The Commissioner's Role in "Search" Cases

Section 10(1)(a) of the FOI Act provides that access to a record may be refused if "the record concerned does not exist or cannot be found after all reasonable steps to ascertain its whereabouts have been taken". In cases such as this, the role of this Office is to decide whether the decision maker has had regard to all the relevant evidence and to assess the adequacy of the searches conducted by the public body in looking for records held. The evidence in "search" cases generally consists of the steps actually taken to search for the records along with miscellaneous other information about the records management practices of the public body insofar as those practices relate to the records in question. On the basis of the information provided, a view must be formed as to whether the decision maker was justified in coming to the decision that the records sought do not exist or cannot be found. It is not normally the Commissioner's function to search for records.

Paragraph 8

In its decision, the Hospital provided copies of two records, headed "Guidelines/Policies/Procedures Forceps or Vacuum Evacuation" and "Guidelines/Policies/Procedures Indications for Episiotomy" which, in fact, contained indications (as opposed to actual procedures followed) for forceps delivery and episiotomy. The Investigator took the view that these are not records of the Hospital's official procedures for carrying out these interventions which the applicant had sought. The Investigator sought further information from the Hospital. In response, the Hospital advised that it "does not have a written document of how to do a Caesarean, forceps or ventouse but training sessions and discussion of the current evidence in variations in techniques takes place all the time". I am satisfied that section 10(1)(a) of the FOI Act applies to the information sought in this paragraph and find accordingly.

Paragraph 10

In her request, the applicant sought "any additional notes to my personal file from my first request". The Hospital released information in relation to this paragraph of her request including a record of part of her obstetric chart relating to her [....]. As no case has been made and I have no reason to believe that the Hospital holds further personal information records of this nature in addition to those already released, I find that Section 10(1)(a) applies in that no further records exist or can be found.

Paragraph 11 - amendment of record?

The applicant requested [an amendment to the record of her child's birth at the Hospital.

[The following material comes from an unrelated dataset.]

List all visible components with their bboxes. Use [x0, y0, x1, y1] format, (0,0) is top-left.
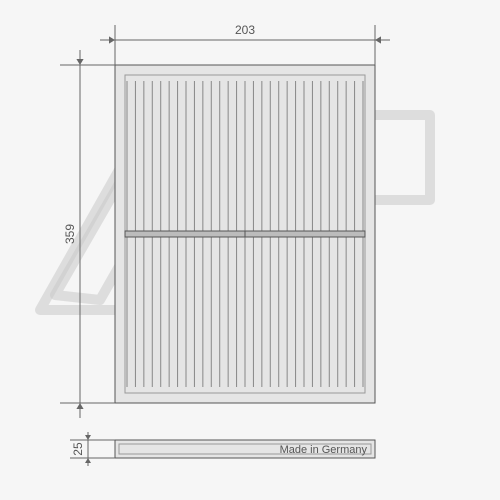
made-in-label: Made in Germany: [280, 444, 368, 456]
dim-thickness-value: 25: [71, 442, 85, 456]
dim-height-value: 359: [63, 224, 77, 244]
dim-width-value: 203: [235, 23, 255, 37]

The Hospital provided information as to how the birth was recorded.] I considered whether Section 17 of the FOI Act - which gives a right to have a record amended in certain circumstances where the information is misleading, incomplete or incorrect - might apply to this part of the request. I find that this paragraph of the request as made does not meet the requirements of Section 17 as it does not specify the record concerned nor does it include appropriate information in support of the application as required by Section 17(2)(a) and (b) of the FOI Act.

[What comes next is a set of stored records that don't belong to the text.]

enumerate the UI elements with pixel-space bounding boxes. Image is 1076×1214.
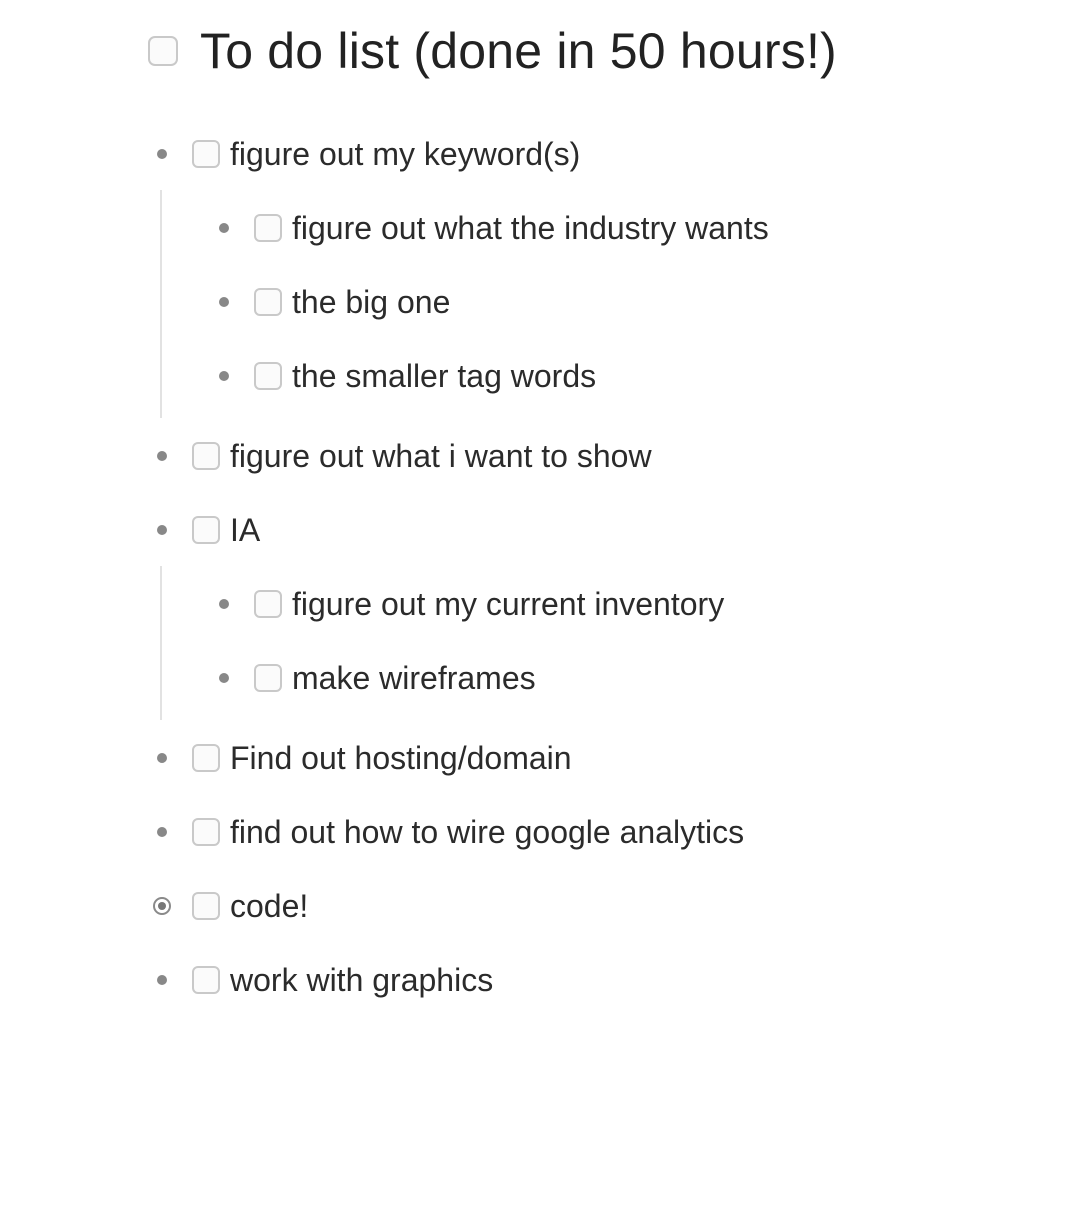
item-label[interactable]: Find out hosting/domain: [230, 740, 572, 776]
item-label[interactable]: make wireframes: [292, 660, 536, 696]
item-checkbox[interactable]: [254, 664, 282, 692]
bullet-icon[interactable]: [157, 525, 167, 535]
list-item-code[interactable]: code!: [153, 886, 309, 926]
list-item-ia[interactable]: IA: [157, 510, 260, 550]
item-label[interactable]: work with graphics: [230, 962, 494, 998]
list-item-industry-wants[interactable]: figure out what the industry wants: [219, 208, 769, 248]
page-title[interactable]: To do list (done in 50 hours!): [200, 23, 837, 79]
bullet-icon[interactable]: [219, 371, 229, 381]
item-checkbox[interactable]: [192, 966, 220, 994]
indent-guide-line: [160, 190, 162, 418]
item-label[interactable]: figure out my current inventory: [292, 586, 725, 622]
list-item-hosting-domain[interactable]: Find out hosting/domain: [157, 738, 572, 778]
list-item-graphics[interactable]: work with graphics: [157, 960, 493, 1000]
list-item-big-one[interactable]: the big one: [219, 282, 450, 322]
item-label[interactable]: the big one: [292, 284, 451, 320]
item-checkbox[interactable]: [254, 288, 282, 316]
bullet-icon[interactable]: [219, 599, 229, 609]
item-checkbox[interactable]: [254, 590, 282, 618]
item-label[interactable]: find out how to wire google analytics: [230, 814, 745, 850]
title-row: To do list (done in 50 hours!): [148, 18, 837, 84]
list-item-current-inventory[interactable]: figure out my current inventory: [219, 584, 724, 624]
item-checkbox[interactable]: [192, 892, 220, 920]
item-label[interactable]: figure out my keyword(s): [230, 136, 581, 172]
item-label[interactable]: the smaller tag words: [292, 358, 597, 394]
item-checkbox[interactable]: [192, 140, 220, 168]
title-checkbox[interactable]: [148, 36, 178, 66]
list-item-keywords[interactable]: figure out my keyword(s): [157, 134, 580, 174]
indent-guide-line: [160, 566, 162, 720]
list-item-google-analytics[interactable]: find out how to wire google analytics: [157, 812, 744, 852]
item-label[interactable]: code!: [230, 888, 309, 924]
item-checkbox[interactable]: [192, 744, 220, 772]
bullet-icon[interactable]: [219, 223, 229, 233]
list-item-smaller-tag-words[interactable]: the smaller tag words: [219, 356, 596, 396]
bullet-icon[interactable]: [157, 149, 167, 159]
collapsed-bullet-icon[interactable]: [153, 897, 171, 915]
item-label[interactable]: figure out what the industry wants: [292, 210, 769, 246]
item-checkbox[interactable]: [192, 818, 220, 846]
list-item-what-to-show[interactable]: figure out what i want to show: [157, 436, 652, 476]
item-label[interactable]: IA: [230, 512, 261, 548]
bullet-icon[interactable]: [157, 827, 167, 837]
bullet-icon[interactable]: [157, 451, 167, 461]
list-item-wireframes[interactable]: make wireframes: [219, 658, 536, 698]
bullet-icon[interactable]: [157, 753, 167, 763]
item-label[interactable]: figure out what i want to show: [230, 438, 652, 474]
bullet-icon[interactable]: [219, 673, 229, 683]
bullet-icon[interactable]: [157, 975, 167, 985]
item-checkbox[interactable]: [254, 214, 282, 242]
item-checkbox[interactable]: [254, 362, 282, 390]
item-checkbox[interactable]: [192, 516, 220, 544]
bullet-icon[interactable]: [219, 297, 229, 307]
item-checkbox[interactable]: [192, 442, 220, 470]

Having carried out a review under section 34(2) of the FOI Act, I find that Section 10(1)(c) of the FOI Act applies to the information sought in paragraphs 3, 4, and 7b and that Section 10(1)(a) of the FOI Act applies to paragraphs 8 and 10. I hereby affirm the decision of the Hospital in this case to refuse the request for access to the additional records.

Right of Appeal

A party to a review, or any other person affected by a decision of the Information Commissioner following a review, may appeal to the High Court on a point of law arising from the decision. Such a review must be initiated not later than eight weeks from the date of this letter.